Upon resolving all claim disputes, the assignee will distribute the funds in the assignment estate first to any creditor that has a valid lien on assets of the assignment estate, second to pay the fees and costs associated with administering the assignment estate, third to pay priority unsecured creditors, fourth to pay all other creditors, and fifth to pay the owners of the business. If the funds are not sufficient to pay a particular class of creditors in full, the creditors in that class will receive pro rata payments and the classes junior to that class will not receive payment.
Once the assignee is satisfied that all the assets of the assignment estate have been liquidated and all claims have been paid in the priority scheme set forth by statute, the assignee will prepare a final accounting and request the state court to close the case.
The Costs of an Assignment
While assignments are usually a little less expensive than chapter 7 bankruptcy liquidations, and significantly less expensive than chapter 11 bankruptcy reorganizations, the process can still be costly. The fees of an assignee are negotiated as part of the assignment contract executed with the business when the assignment takes place. The assignee's fees are often calculated based on a percentage of the funds disbursed to creditors, similar to a chapter 7 bankruptcy trustee. Some states place maximum limits on the amount that an assignee can charge an assignment estate. In addition, the assignee has the right to retain its own professionals, such as lawyers or accountants, who typically charge the assignment estate for fees on an hourly basis and for all out of pocket expenses.
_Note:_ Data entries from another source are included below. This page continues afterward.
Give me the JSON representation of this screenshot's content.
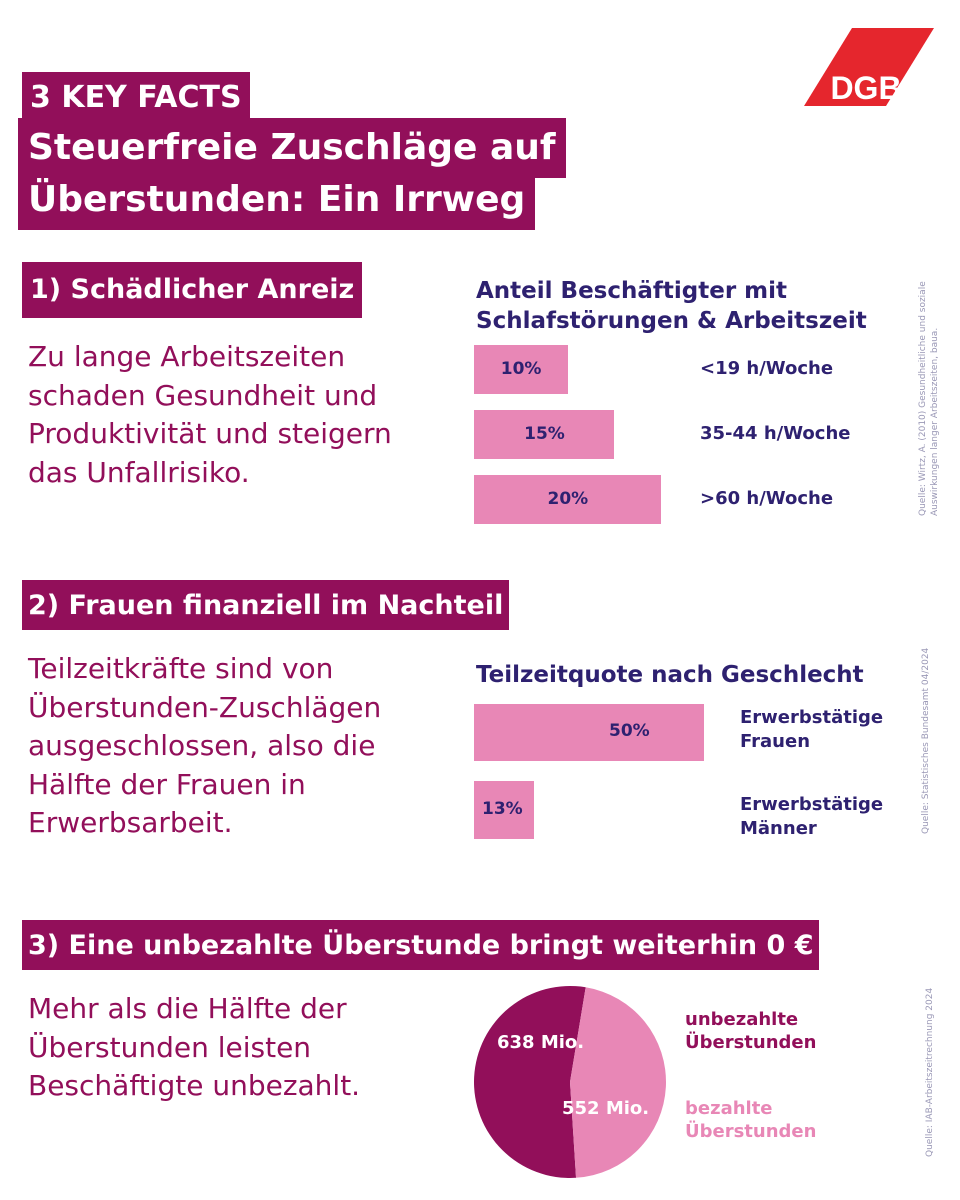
{
  "header": {
    "label": "3 KEY FACTS",
    "title_line1": "Steuerfreie Zuschläge auf",
    "title_line2": "Überstunden: Ein Irrweg",
    "logo_text": "DGB"
  },
  "colors": {
    "magenta": "#920f5a",
    "pink": "#e887b6",
    "navy": "#2e2170",
    "logo_red": "#e5262d"
  },
  "section1": {
    "heading": "1) Schädlicher Anreiz",
    "text_lines": [
      "Zu lange Arbeitszeiten",
      "schaden Gesundheit und",
      "Produktivität und steigern",
      "das Unfallrisiko."
    ],
    "source_lines": [
      "Quelle: Wirtz, A. (2010) Gesundheitliche und soziale",
      "Auswirkungen langer Arbeitszeiten, baua."
    ]
  },
  "section2": {
    "heading": "2) Frauen finanziell im Nachteil",
    "text_lines": [
      "Teilzeitkräfte sind von",
      "Überstunden-Zuschlägen",
      "ausgeschlossen, also die",
      "Hälfte der Frauen in",
      "Erwerbsarbeit."
    ],
    "source": "Quelle: Statistisches Bundesamt 04/2024"
  },
  "section3": {
    "heading": "3) Eine unbezahlte Überstunde bringt weiterhin 0 €",
    "text_lines": [
      "Mehr als die Hälfte der",
      "Überstunden leisten",
      "Beschäftigte unbezahlt."
    ],
    "source": "Quelle: IAB-Arbeitszeitrechnung 2024"
  },
  "chart_data": [
    {
      "type": "bar",
      "orientation": "horizontal",
      "title_lines": [
        "Anteil Beschäftigter mit",
        "Schlafstörungen & Arbeitszeit"
      ],
      "categories": [
        "<19 h/Woche",
        "35-44 h/Woche",
        ">60 h/Woche"
      ],
      "values": [
        10,
        15,
        20
      ],
      "value_labels": [
        "10%",
        "15%",
        "20%"
      ],
      "unit": "%",
      "xlim": [
        0,
        20
      ],
      "grid": false,
      "color": "#e887b6"
    },
    {
      "type": "bar",
      "orientation": "horizontal",
      "title": "Teilzeitquote nach Geschlecht",
      "categories": [
        [
          "Erwerbstätige",
          "Frauen"
        ],
        [
          "Erwerbstätige",
          "Männer"
        ]
      ],
      "values": [
        50,
        13
      ],
      "value_labels": [
        "50%",
        "13%"
      ],
      "unit": "%",
      "xlim": [
        0,
        50
      ],
      "grid": false,
      "color": "#e887b6"
    },
    {
      "type": "pie",
      "categories": [
        [
          "unbezahlte",
          "Überstunden"
        ],
        [
          "bezahlte",
          "Überstunden"
        ]
      ],
      "values": [
        638,
        552
      ],
      "value_labels": [
        "638 Mio.",
        "552 Mio."
      ],
      "colors": [
        "#920f5a",
        "#e887b6"
      ]
    }
  ]
}
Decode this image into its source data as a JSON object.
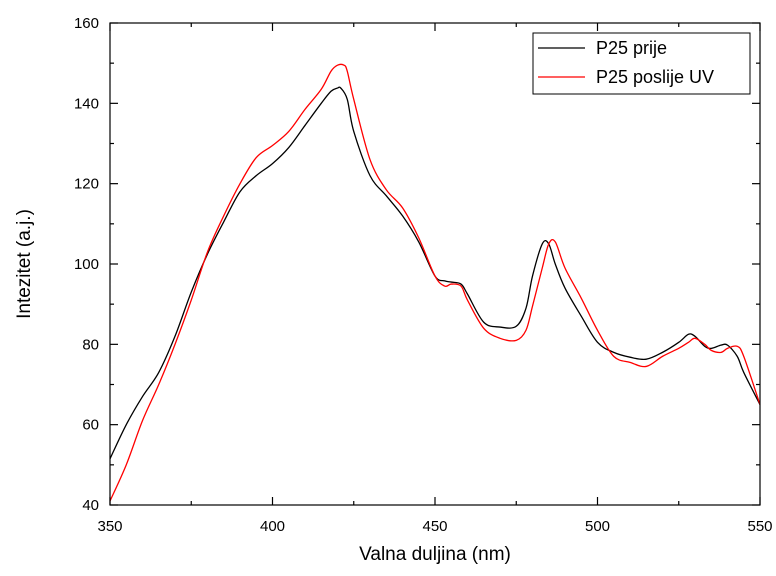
{
  "chart_data": {
    "type": "line",
    "xlabel": "Valna duljina (nm)",
    "ylabel": "Intezitet (a.j.)",
    "xlim": [
      350,
      550
    ],
    "ylim": [
      40,
      160
    ],
    "xticks": [
      350,
      400,
      450,
      500,
      550
    ],
    "yticks": [
      40,
      60,
      80,
      100,
      120,
      140,
      160
    ],
    "grid": false,
    "legend_position": "top-right",
    "series": [
      {
        "name": "P25 prije",
        "color": "#000000",
        "x": [
          350,
          355,
          360,
          365,
          370,
          375,
          380,
          385,
          390,
          395,
          400,
          405,
          410,
          415,
          418,
          420,
          421,
          423,
          425,
          430,
          435,
          440,
          445,
          450,
          453,
          455,
          458,
          460,
          465,
          470,
          475,
          478,
          480,
          483,
          485,
          487,
          490,
          495,
          500,
          505,
          510,
          515,
          520,
          525,
          528,
          530,
          533,
          535,
          538,
          540,
          543,
          545,
          550
        ],
        "y": [
          51.5,
          60,
          67,
          73,
          82,
          93,
          102.5,
          110.5,
          118,
          122,
          125,
          129,
          134.5,
          140,
          143,
          143.8,
          143.8,
          141,
          133,
          122,
          117,
          112,
          105.5,
          97,
          95.8,
          95.5,
          95,
          92.5,
          85.5,
          84.3,
          84.5,
          89,
          97,
          105,
          105,
          100,
          94,
          87,
          80.5,
          78,
          76.8,
          76.3,
          78,
          80.5,
          82.5,
          82,
          79.5,
          79,
          79.8,
          79.8,
          77,
          73,
          65
        ]
      },
      {
        "name": "P25 poslije UV",
        "color": "#ff0000",
        "x": [
          350,
          355,
          360,
          365,
          370,
          375,
          380,
          385,
          390,
          395,
          400,
          405,
          410,
          415,
          418,
          420,
          422,
          423,
          425,
          430,
          435,
          440,
          445,
          450,
          453,
          455,
          458,
          460,
          465,
          470,
          475,
          478,
          480,
          483,
          485,
          487,
          490,
          495,
          500,
          505,
          510,
          515,
          520,
          525,
          528,
          530,
          533,
          535,
          538,
          540,
          543,
          545,
          550
        ],
        "y": [
          41,
          50,
          61,
          70,
          80,
          91,
          103,
          112,
          120,
          126.5,
          129.5,
          133,
          138.5,
          143.5,
          148,
          149.5,
          149.5,
          148,
          141,
          126,
          118.5,
          114,
          106.5,
          97,
          94.5,
          95,
          94.5,
          91,
          84,
          81.5,
          81,
          83.5,
          89.5,
          99,
          105,
          105.5,
          99,
          91.5,
          83.5,
          77,
          75.5,
          74.5,
          77,
          79,
          80.5,
          81.5,
          80,
          78.5,
          78,
          79,
          79.5,
          77,
          65
        ]
      }
    ]
  }
}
Rights and Remedies of Creditors in an Assignment
Unlike bankruptcy, the creditors' rights and remedies in an assignment are usually not expressly provided for by statute and it may be difficult for dissenting creditors to object to actions of the assignee. A creditor can argue that an assignee has breached its fiduciary duties to the creditors although such claim can be difficult and expensive to establish. In addition, if a creditor is unhappy that the business has used the assignment process, a creditor may institute an involuntary bankruptcy proceeding by filing an involuntary bankruptcy petition with the bankruptcy court. The bankruptcy court would then decide whether to: (1) allow the bankruptcy process to be used to liquidate the assets of the business; or (2) to "abstain" and allow the state law assignment process to continue under the supervision of the state court. In other words, an assignment could force the business into a bankruptcy case, notwithstanding the business's careful deliberation and evaluation of its non-bankruptcy alternatives.